In page 33 of Pierre Schapira's Algebra and Topology, it is briefly mentioned that given functor $\alpha:I\rightarrow C$, if $i_0$ is initial in $I$, then there is an isomorphism
$\lim_\longleftarrow\alpha \approx \alpha(i_0)$
To try to verify this, I try the following.
First denote $\{\lambda_i\}_i$ as the morphisms associated with limit $L$. For given $i\in I$, associate $\rho_{i}$ as the application of $\alpha$ to the unique morphism from $e_{0}$ to $i$. Then we have by the definition of the limit, a morphism $\mu:\alpha(i_0)\rightarrow L$ such that $\lambda(0)\circ\mu=id$.
How should I prove $\mu\circ\lambda(0)=id$? (if this is the right way to approach the problem)
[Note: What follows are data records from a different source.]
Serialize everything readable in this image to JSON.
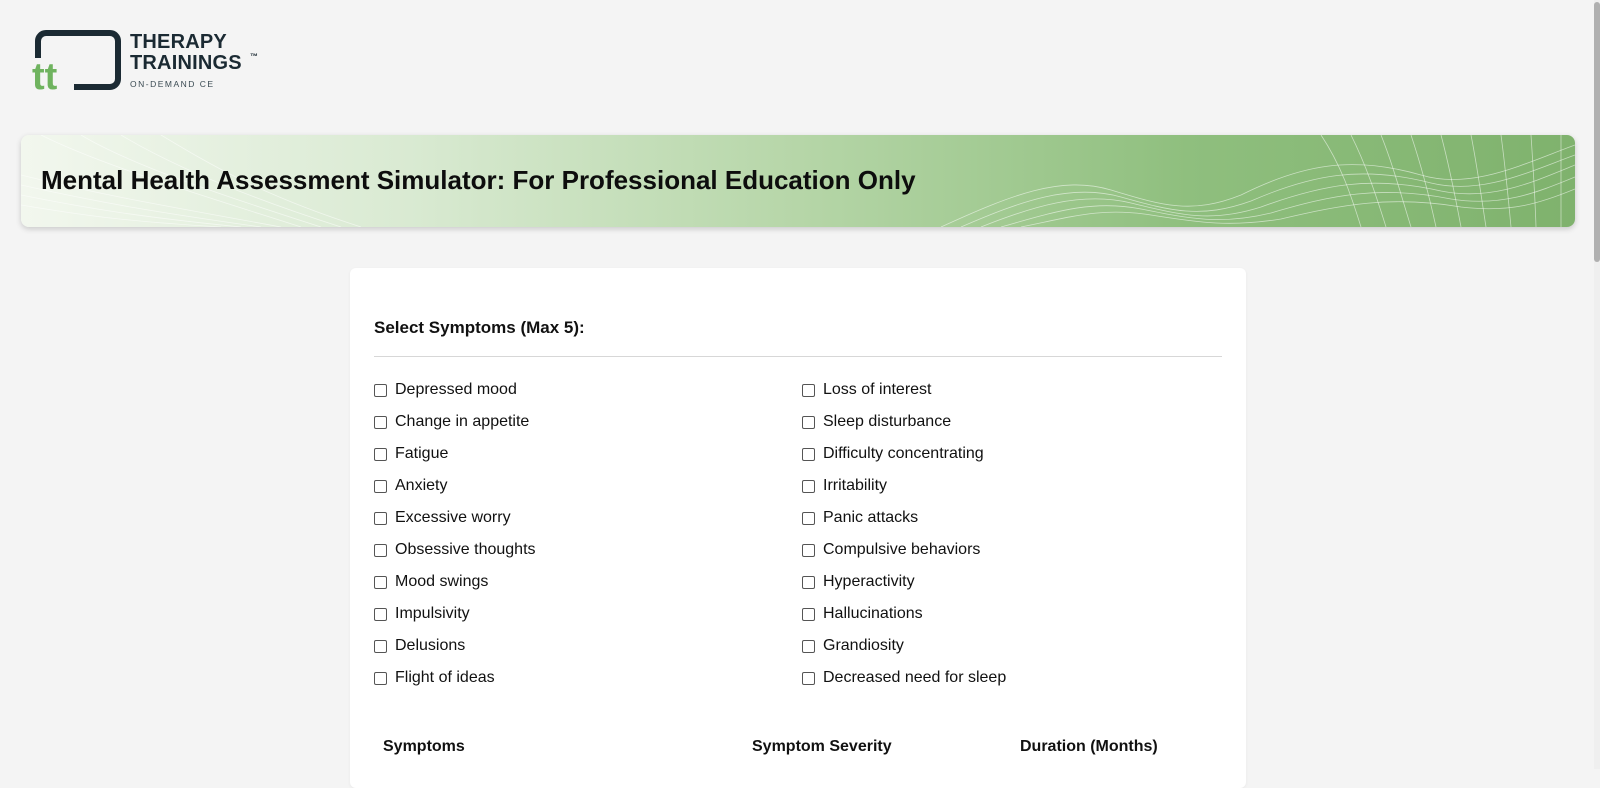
{
  "logo": {
    "line1": "THERAPY",
    "line2": "TRAININGS",
    "trademark": "™",
    "tagline": "ON-DEMAND CE",
    "mark": "tt"
  },
  "banner": {
    "title": "Mental Health Assessment Simulator: For Professional Education Only"
  },
  "form": {
    "section_title": "Select Symptoms (Max 5):",
    "symptoms": [
      "Depressed mood",
      "Loss of interest",
      "Change in appetite",
      "Sleep disturbance",
      "Fatigue",
      "Difficulty concentrating",
      "Anxiety",
      "Irritability",
      "Excessive worry",
      "Panic attacks",
      "Obsessive thoughts",
      "Compulsive behaviors",
      "Mood swings",
      "Hyperactivity",
      "Impulsivity",
      "Hallucinations",
      "Delusions",
      "Grandiosity",
      "Flight of ideas",
      "Decreased need for sleep"
    ],
    "checked": [
      false,
      false,
      false,
      false,
      false,
      false,
      false,
      false,
      false,
      false,
      false,
      false,
      false,
      false,
      false,
      false,
      false,
      false,
      false,
      false
    ]
  },
  "table": {
    "headers": [
      "Symptoms",
      "Symptom Severity",
      "Duration (Months)"
    ]
  },
  "colors": {
    "brand_dark": "#1b2a33",
    "brand_green": "#6fb35f",
    "banner_green": "#7fb26d"
  }
}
Let $\alpha:f_{jm}:\alpha(i_j)\to \alpha(i_m)$ be a diagram in $C.$ The claim is that $\alpha(i_0)$ is a limit for $\alpha$, which means we need to find a limit cone, and then verify the universal property of limit. These facts follow from
$1).\ $ Since $i_0$ is initial in $I$ it makes sense to define $\tau_{j}=\alpha(i_0\to i_j)$, and then $\tau_m=f_{jm}\circ \tau_j$ which means that $(\tau_j)_{j\in I}$ is a cone over $\alpha$.
$2).$ Let $(x\in C,(\lambda_j)_{j\in I})$ be a cone over $\alpha$. We need a unique arrow $\varphi:x\to \alpha(i_0)$ such that $\tau_m\circ \varphi=\lambda_m.$ If we take $\varphi$ to be the distinguished arrow, $\lambda_{i_0}$ then $\tau_m\circ \lambda_{i_0}=f_{{i_0}m}\circ \tau_{i_0}\circ \lambda_{i_0}=f_{{i_0}m}\circ \lambda_{i_0}=\lambda_m.$
$3).\ $ It is clear that $\varphi $ is uniquely determined, and this concludes the proof.